A blood stained cloth draped over a chair on a dimly lit stage, things are badly awry even before the arrival of Ambika Mod and Andrew Shires, the duo collectively known as Megan from HR, with their “sketch comedy horror” show Children of the Quorn, currently running just off the Cowgate at the Edinburgh Fringe.
“Next time, do it outside on the street then I won’t have have to clean up the blood.” The request is exasperated, a feeling which is to become familiar over the next fifty-five minutes as the duo flash back to reveal the events which apparently led to this moment as they pull out the ouija board in preparation for a séance.

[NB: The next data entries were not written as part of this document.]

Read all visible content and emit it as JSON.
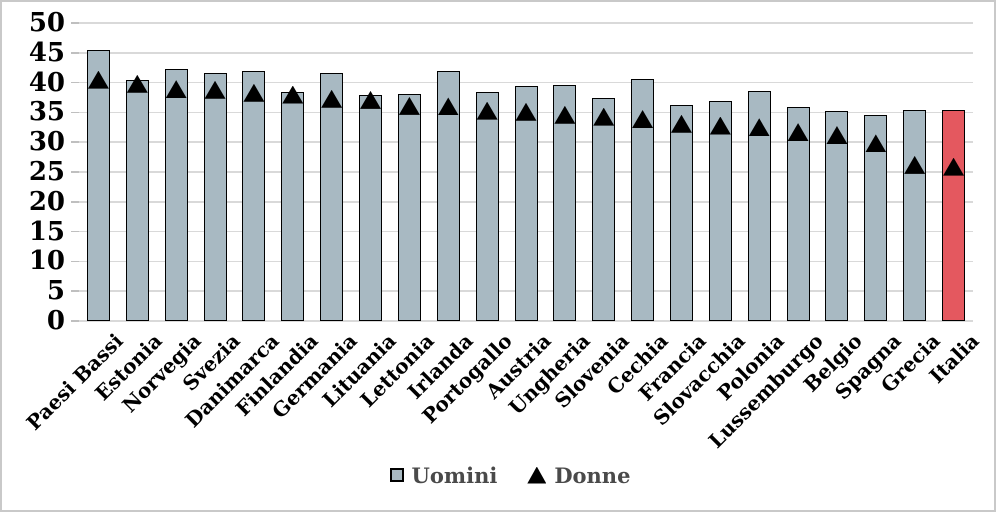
{
  "chart_data": {
    "type": "bar",
    "title": "",
    "xlabel": "",
    "ylabel": "",
    "categories": [
      "Paesi Bassi",
      "Estonia",
      "Norvegia",
      "Svezia",
      "Danimarca",
      "Finlandia",
      "Germania",
      "Lituania",
      "Lettonia",
      "Irlanda",
      "Portogallo",
      "Austria",
      "Ungheria",
      "Slovenia",
      "Cechia",
      "Francia",
      "Slovacchia",
      "Polonia",
      "Lussemburgo",
      "Belgio",
      "Spagna",
      "Grecia",
      "Italia"
    ],
    "series": [
      {
        "name": "Uomini",
        "type": "bar",
        "values": [
          45.5,
          40.4,
          42.2,
          41.6,
          42.0,
          38.5,
          41.6,
          37.9,
          38.1,
          42.0,
          38.5,
          39.4,
          39.6,
          37.5,
          40.6,
          36.3,
          36.9,
          38.6,
          35.9,
          35.3,
          34.6,
          35.4,
          35.4
        ]
      },
      {
        "name": "Donne",
        "type": "scatter",
        "marker": "triangle",
        "values": [
          40.5,
          39.8,
          38.9,
          38.8,
          38.3,
          38.0,
          37.3,
          37.1,
          36.1,
          36.0,
          35.3,
          35.1,
          34.6,
          34.3,
          33.9,
          33.1,
          32.8,
          32.5,
          31.7,
          31.2,
          29.8,
          26.2,
          25.9
        ]
      }
    ],
    "highlight_category": "Italia",
    "ylim": [
      0,
      50
    ],
    "y_ticks": [
      0,
      5,
      10,
      15,
      20,
      25,
      30,
      35,
      40,
      45,
      50
    ],
    "grid": true,
    "legend_position": "bottom",
    "colors": {
      "bar_fill": "#A8B9C2",
      "bar_highlight": "#E4585F",
      "bar_border": "#000000",
      "marker": "#000000",
      "gridline": "#D9D9D9",
      "tick": "#BFBFBF",
      "axis_text": "#000000",
      "legend_text": "#4A4A4A",
      "frame_border": "#C9C9C9"
    }
  }
}
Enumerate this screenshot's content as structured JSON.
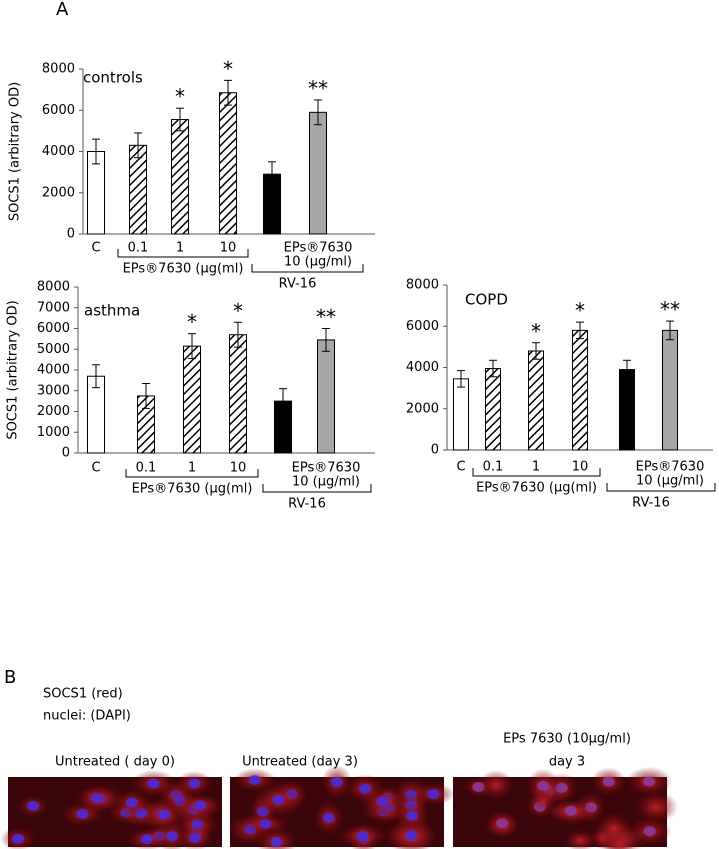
{
  "panel_labels": [
    "A",
    "B"
  ],
  "chart_data": [
    {
      "type": "bar",
      "title": "controls",
      "y_label": "SOCS1 (arbitrary OD)",
      "categories": [
        "C",
        "0.1",
        "1",
        "10",
        null,
        null
      ],
      "values": [
        4000,
        4300,
        5550,
        6850,
        2900,
        5900
      ],
      "errors": [
        600,
        600,
        550,
        600,
        600,
        600
      ],
      "annotations": [
        null,
        null,
        "*",
        "*",
        null,
        "**"
      ],
      "colors": [
        "#ffffff",
        "#ffffff",
        "#ffffff",
        "#ffffff",
        "#000000",
        "#a6a6a6"
      ],
      "hatched": [
        false,
        true,
        true,
        true,
        false,
        false
      ],
      "treatment_label": [
        "EPs®7630",
        "10 (µg/ml)"
      ],
      "group_labels": [
        "EPs®7630 (µg(ml)",
        "RV-16"
      ],
      "ylim": [
        0,
        8000
      ],
      "yticks": [
        0,
        2000,
        4000,
        6000,
        8000
      ]
    },
    {
      "type": "bar",
      "title": "asthma",
      "y_label": "SOCS1 (arbitrary OD)",
      "categories": [
        "C",
        "0.1",
        "1",
        "10",
        null,
        null
      ],
      "values": [
        3700,
        2750,
        5150,
        5700,
        2500,
        5450
      ],
      "errors": [
        550,
        600,
        600,
        600,
        600,
        550
      ],
      "annotations": [
        null,
        null,
        "*",
        "*",
        null,
        "**"
      ],
      "colors": [
        "#ffffff",
        "#ffffff",
        "#ffffff",
        "#ffffff",
        "#000000",
        "#a6a6a6"
      ],
      "hatched": [
        false,
        true,
        true,
        true,
        false,
        false
      ],
      "treatment_label": [
        "EPs®7630",
        "10 (µg/ml)"
      ],
      "group_labels": [
        "EPs®7630 (µg(ml)",
        "RV-16"
      ],
      "ylim": [
        0,
        8000
      ],
      "yticks": [
        0,
        1000,
        2000,
        3000,
        4000,
        5000,
        6000,
        7000,
        8000
      ]
    },
    {
      "type": "bar",
      "title": "COPD",
      "categories": [
        "C",
        "0.1",
        "1",
        "10",
        null,
        null
      ],
      "values": [
        3450,
        3950,
        4800,
        5800,
        3900,
        5800
      ],
      "errors": [
        400,
        400,
        400,
        400,
        450,
        450
      ],
      "annotations": [
        null,
        null,
        "*",
        "*",
        null,
        "**"
      ],
      "colors": [
        "#ffffff",
        "#ffffff",
        "#ffffff",
        "#ffffff",
        "#000000",
        "#a6a6a6"
      ],
      "hatched": [
        false,
        true,
        true,
        true,
        false,
        false
      ],
      "treatment_label": [
        "EPs®7630",
        "10 (µg/ml)"
      ],
      "group_labels": [
        "EPs®7630 (µg(ml)",
        "RV-16"
      ],
      "ylim": [
        0,
        8000
      ],
      "yticks": [
        0,
        2000,
        4000,
        6000,
        8000
      ]
    }
  ],
  "panel_b": {
    "legend": [
      "SOCS1 (red)",
      "nuclei: (DAPI)"
    ],
    "images": [
      {
        "title": [
          "Untreated ( day 0)"
        ]
      },
      {
        "title": [
          "Untreated (day 3)"
        ]
      },
      {
        "title": [
          "EPs 7630 (10µg/ml)",
          "day 3"
        ]
      }
    ]
  }
}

The flyer depicting Mod and Shires in the forest wearing dark hats and modest dress, a play upon the cult horror Children of the Corn, the ultimate in alternative lifestyles being not only submission to a religious cult but finding themselves the only vegetarians within that cult, opens up a wealth of cross-cultural observations and outsider jokes of the awkwardness of combining human sacrifice with a meat-free diet.
Sadly, Children of the Quorn is not that show. Instead, the awkward party hosts waiting for the rest of the guests to arrive and refusing to believe nobody else (the dead) is coming to their séance, Mod and Shires attempt to “entertain” with a series of embarrassingly amateur attempts at comedy, laboured jokes of little wit or originality which were not pollinated in the fertile fields of folk horror Americana.
A large room with no amplification and harsh spotlights behind the performers which dazzle the audience more than the mediocre talent, they are without microphones and competing with the noises from the bar behind but make no attempt to compensate, mumbling their lines then explaining the jokes in an attempt to prove how clever they are; spoiler alert: they aren’t.
There is no attempt to create or differentiate characters in the sketches, and with terrible diction and little attempt to make their voices reach beyond the front rows other than when each weak punchline is followed by shouting “you idiots” at the audience, presumably for actually paying to enter the venue, and rather than a tasty alternative satirical snack Children of the Quorn is more akin to choking on quicksand.